Throughout the last few decades, the level of trust in the world has plummeted. Technology sits at the center of corporations selling personal information, governments spying on their citizens, and costly cybersecurity breaches. Ultimately, these threats break down people’s trust in technology, leading some to fear its rapid innovation rather than embrace it. Every time a person views their handheld supercomputer with fear instead of awe, humanity’s decades of groundbreaking innovation fall flat.

It doesn’t have to be this way, and we are determined to pursue technology that can help restore trust in our world and each other.

What it does

Bitlock stores various digital identities in a blockchain environment, then shares this data with devices across the network. The blockchain allows for secure but easy access of the registered IDs and moves away from primitive systems like physical objects. What makes this identification network stand out is its flexibility in design. Bitlock allows for any entity to create and manage their own identities, leaving it up to those checking an individual’s ID to determine whether they trust the entity granting them the ID. Perhaps most importantly, storing this information in a blockchain is one of the most secure methods in existence, and has the potential to transform areas of our society that desperately need this security. We focused heavily on tailoring our project towards some of the most pressing identity and security problems. Specifically, we see the social issues surrounding voter identification, immigration, and firearms as having the most potential to be impacted by a change in security and authentication. Laws that require government issued identification to vote take the voices away from millions of Americans at the ballot box. In theory, a system of voter identification done through digital identification like Bitlock would not only be more secure than a paper version, but would eliminate the need for cost prohibitive government identification or documentation to confirm a person’s identity. We value this potential for social change because millions of Americans deserve to make their voices heard. This same process can apply to helping other pressing social issues. If digital identification effectively replaced Passports, millions of people would be able to travel the world and immigrate with more ease. If digital identification served to confirm a person’s identity and history before a firearm transaction, their rights would be preserved while their potential to do harm would drastically diminish. Bitlock aims to model how these problems can be tackled and solved with this technology.

Challenges we ran into

One of our biggest challenges came from an unanticipated aspect of the Android Virtual Devices we attempted to use to create a Peer to Peer network. Since our team does not possess enough physical androids to create this, we turned to the emulators in Android Studio. After many hours of troubleshooting and researching, we found that the Virtual Devices simply cannot support that functionality, and were forced to accomodate for the fact that our chosen platform and resources could not support one aspect of our design plan. Luckily, we were able to still host the blockchain on a FireBase server and facilitate communication as if it were a P2P network.

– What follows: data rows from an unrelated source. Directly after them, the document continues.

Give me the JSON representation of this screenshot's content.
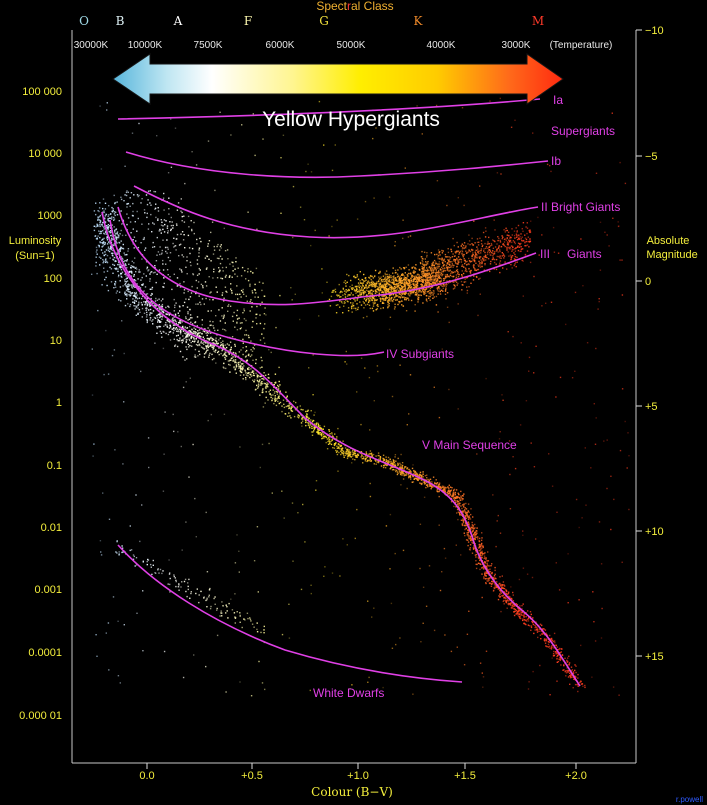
{
  "title_parts": [
    {
      "text": "Spect",
      "color": "#f0b030"
    },
    {
      "text": "r",
      "color": "#ff3a3a"
    },
    {
      "text": "al Class",
      "color": "#f0b030"
    }
  ],
  "spectral_classes": [
    {
      "letter": "O",
      "color": "#9fd9e6"
    },
    {
      "letter": "B",
      "color": "#dff2f6"
    },
    {
      "letter": "A",
      "color": "#ffffff"
    },
    {
      "letter": "F",
      "color": "#fffab0"
    },
    {
      "letter": "G",
      "color": "#f3e13c"
    },
    {
      "letter": "K",
      "color": "#f08a2a"
    },
    {
      "letter": "M",
      "color": "#ff3a2a"
    }
  ],
  "temperatures": [
    "30000K",
    "10000K",
    "7500K",
    "6000K",
    "5000K",
    "4000K",
    "3000K"
  ],
  "temperature_label": "(Temperature)",
  "banner_text": "Yellow Hypergiants",
  "left_axis": {
    "label_line1": "Luminosity",
    "label_line2": "(Sun=1)",
    "ticks": [
      "100 000",
      "10 000",
      "1000",
      "100",
      "10",
      "1",
      "0.1",
      "0.01",
      "0.001",
      "0.0001",
      "0.000 01"
    ]
  },
  "right_axis": {
    "label_line1": "Absolute",
    "label_line2": "Magnitude",
    "ticks": [
      "−10",
      "−5",
      "0",
      "+5",
      "+10",
      "+15"
    ]
  },
  "bottom_axis": {
    "label": "Colour (B−V)",
    "ticks": [
      "0.0",
      "+0.5",
      "+1.0",
      "+1.5",
      "+2.0"
    ]
  },
  "class_labels": [
    {
      "text": "Ia",
      "key": "ia"
    },
    {
      "text": "Supergiants",
      "key": "supergiants"
    },
    {
      "text": "Ib",
      "key": "ib"
    },
    {
      "text": "II Bright Giants",
      "key": "ii"
    },
    {
      "text": "III",
      "key": "iii"
    },
    {
      "text": "Giants",
      "key": "giants"
    },
    {
      "text": "IV  Subgiants",
      "key": "iv"
    },
    {
      "text": "V  Main Sequence",
      "key": "v"
    },
    {
      "text": "White Dwarfs",
      "key": "wd"
    }
  ],
  "credit": "r.powell",
  "colors": {
    "axis_label_yellow": "#f3ee3c",
    "curve_magenta": "#e040e6",
    "background": "#000000"
  }
}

Accomplishments that I'm proud of

We knew from the start that our project idea was very ambitious to accomplish within the time limitations of a hackathon. Despite this, we were determined to pursue it anyways simply out of our interest in the technology and passion for its purpose. With every new goal we reached in our intricate web of tasks and technologies to develop, we all felt increasingly accomplished, and now we are most proud of our finished product and the skills and knowledge we all learned.

What we learned

Among other things, our most valuable lessons came through learning advanced Android Studio tactics, using React with Material API’s to create visually appealing software, and understanding and experiencing how blockchain works first hand.

What's next for BitLock

The most sought after goal for any blockchain application is improving scalability. Ideally Bitlock would be able to handle millions, if not billions, of active IDs. This kind of traffic however requires extremely robust and battle-tested systems, which ours is not at the moment. Beyond this however, our team was hoping to include proof-of-work system through mining newly added blocks. In Bitlock’s creation, we considered offering various different incentives for mining these ID blocks (e.g. some form of cryptocurrency).